Tuesday, April 14, 2009


American Wife

By Curtis Sittenfeld

There is not a little voyeurism in the attraction this book holds. A thinly veiled imagining of the life of Laura Bush, one of the more popular First Ladies (always more popular than her husband) in America, American Wife chronicles the road to the White House of a quiet, book-ish librarian from middle America.

Alice Lindgren is an only child, growing up in Wisconsin. She inherits a life-long love of books from her feisty grandmother who shapes her liberal attitude and in many ways leads her on the road to adulthood. And living in a small town where poverty wasn’t a stranger, develops in her an in-built compassion for those less privileged. Alice is definitely not a shoo-in for the wife of a spoiled rich kid with ambitions for the White House without any real abilities.

Much like Laura, Alice is involved in a motor accident as a teenager where a boy she has a crush on is killed. Andrew’s death and her subsequent disastrous mistake leave life-long scars – of guilt, an inability to be truly happy and the need to hide a past. Alice grows up beautiful, goes to college, dates boys and men she does not truly care about – and then meets Charles Blackwell.

Charles, the George Bush stand-in, is the youngest son of a meat packer tycoon. He is bluff, hearty and seriously light-weight. He is ‘enchanted’ by Alice and she in turn inexplicably falls in love with him, his cheer, his ability to make her laugh (“whenever I was with him, my life seemed dense with possibilities, fuller and noisier and far more fun…now I saw the case for larks and mischief”) The physical attraction is not light-weight and the sex feels like having a camera on in the White House bedroom! The Blackwell family and the Maj (Her Majesty is the nickname for the Barbara-like matriarch) are great attempts at portraiture, and Alice soon learns to live with in-laws she has little in common with.

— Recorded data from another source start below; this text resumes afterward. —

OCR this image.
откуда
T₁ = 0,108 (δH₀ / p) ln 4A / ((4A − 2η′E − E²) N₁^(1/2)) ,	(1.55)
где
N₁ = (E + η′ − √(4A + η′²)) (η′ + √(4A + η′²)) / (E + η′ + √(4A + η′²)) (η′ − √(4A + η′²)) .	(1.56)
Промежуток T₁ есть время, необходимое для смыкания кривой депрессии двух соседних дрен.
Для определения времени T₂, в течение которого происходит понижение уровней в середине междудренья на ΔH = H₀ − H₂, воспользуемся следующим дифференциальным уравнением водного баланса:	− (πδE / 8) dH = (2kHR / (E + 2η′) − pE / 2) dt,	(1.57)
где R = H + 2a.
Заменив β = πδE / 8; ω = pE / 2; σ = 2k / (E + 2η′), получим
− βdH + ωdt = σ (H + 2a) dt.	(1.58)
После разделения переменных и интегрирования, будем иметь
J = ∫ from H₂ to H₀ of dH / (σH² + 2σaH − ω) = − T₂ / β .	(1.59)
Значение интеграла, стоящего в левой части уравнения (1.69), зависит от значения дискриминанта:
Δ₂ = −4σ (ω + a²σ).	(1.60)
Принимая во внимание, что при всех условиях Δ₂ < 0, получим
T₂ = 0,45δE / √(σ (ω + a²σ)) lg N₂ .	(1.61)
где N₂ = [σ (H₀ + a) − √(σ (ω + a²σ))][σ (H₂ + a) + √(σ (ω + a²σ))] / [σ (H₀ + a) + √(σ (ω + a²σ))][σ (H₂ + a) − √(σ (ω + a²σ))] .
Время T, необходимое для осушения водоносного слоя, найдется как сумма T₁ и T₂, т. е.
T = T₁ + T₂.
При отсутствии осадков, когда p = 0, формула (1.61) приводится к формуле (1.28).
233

As she moves on to start a life with Charles, Alice is very aware that she is taking a step that might mean living a double life – where her private belief system is constantly at war with her public face - a registered Democrat who publicly endorses a Republican husband for Governor and later the President; her own pro-choice stance at odds with her husband’s rabid anti-abortion one; her ambivalence towards religion contrasting with Charles’ born-again Christianity. She attempts a walk-out once, when his drinking gets the better of him; but she soon returns, knowing she has made a choice she wants to live with.

The best parts of the book are the first three – her childhood in Riley, life as a single working woman and her married life. There is a realness to the character that makes you feel completely empathetic towards the young mild Alice, struggling with loss (possibly the loss of the love of her life!) as a teenager, carrying a quiet confidence about her as a young woman working at a job she loves and meeting men she knows she will never love, and making a choice as a wife – a choice that meant she would sacrifice private beliefs towards building a relationship with a man she loved. The least interesting and convincing is the part in the White House. Her ruminations after a war that has gone horribly wrong, her regret that maybe she should have spoken out earlier, her token actions (not voting for her husband, talking to anti-war demonstrators) – all seem forced and uncharacteristic of a woman who had till the other day, made peace with her choices. Her justifications come across as defensive and completely unnecessary - “All I did is marry him. You are the ones who gave him power”. The White House chapter also makes the Laura Bush shadow seem most vivid, taking away from what could be authentic fiction (without the feeling of being a peeping Tom).

But American Wife is a riveting read. The story at its heart is warming and tangible and real. It is very easy to fall in love with Alice Blackwell née Lindgren.

3 comments:

K said...

Agree with your review esp.your take on the last part.

I think Sittenfeld's strength is in projecting her own experience in a literary format- I think she was tripped up by the fact that she has not been married long enough. My own observation (-ought to be experience too, but would not like to think so-)is that views often converge in a long marriage. A pro-choice supporter may begin to "see" the "humanity" and the "idealism" of a pro-life spouse, a strongly religious person may turn more "rational." It is this growth in an individual that is missing.
The other bit I objected to was introducing the lesbian grandmom (unless CS knows something we don't about the family). I thought it was a patronising construct- that a product of a lower middle class family in the midwest could never have liberal views otherwise.

K
PS - Did not notice that Charlie Blackwell was rabidly anti abortion!

K said...

Forgot top add- very well written indeed...

small talk said...

Hey thanks K. Yeah..don't think CB was personally rabidly anti-abortion...got that wrong. But his political convictions do make him pro-life.
Agree that the length of the marriage does mitigate some of the differences in views. Though I also believe that there are some things that are core enough to create disruption if there are differing points of view. Personally to me, conservative vs liberal is core enough.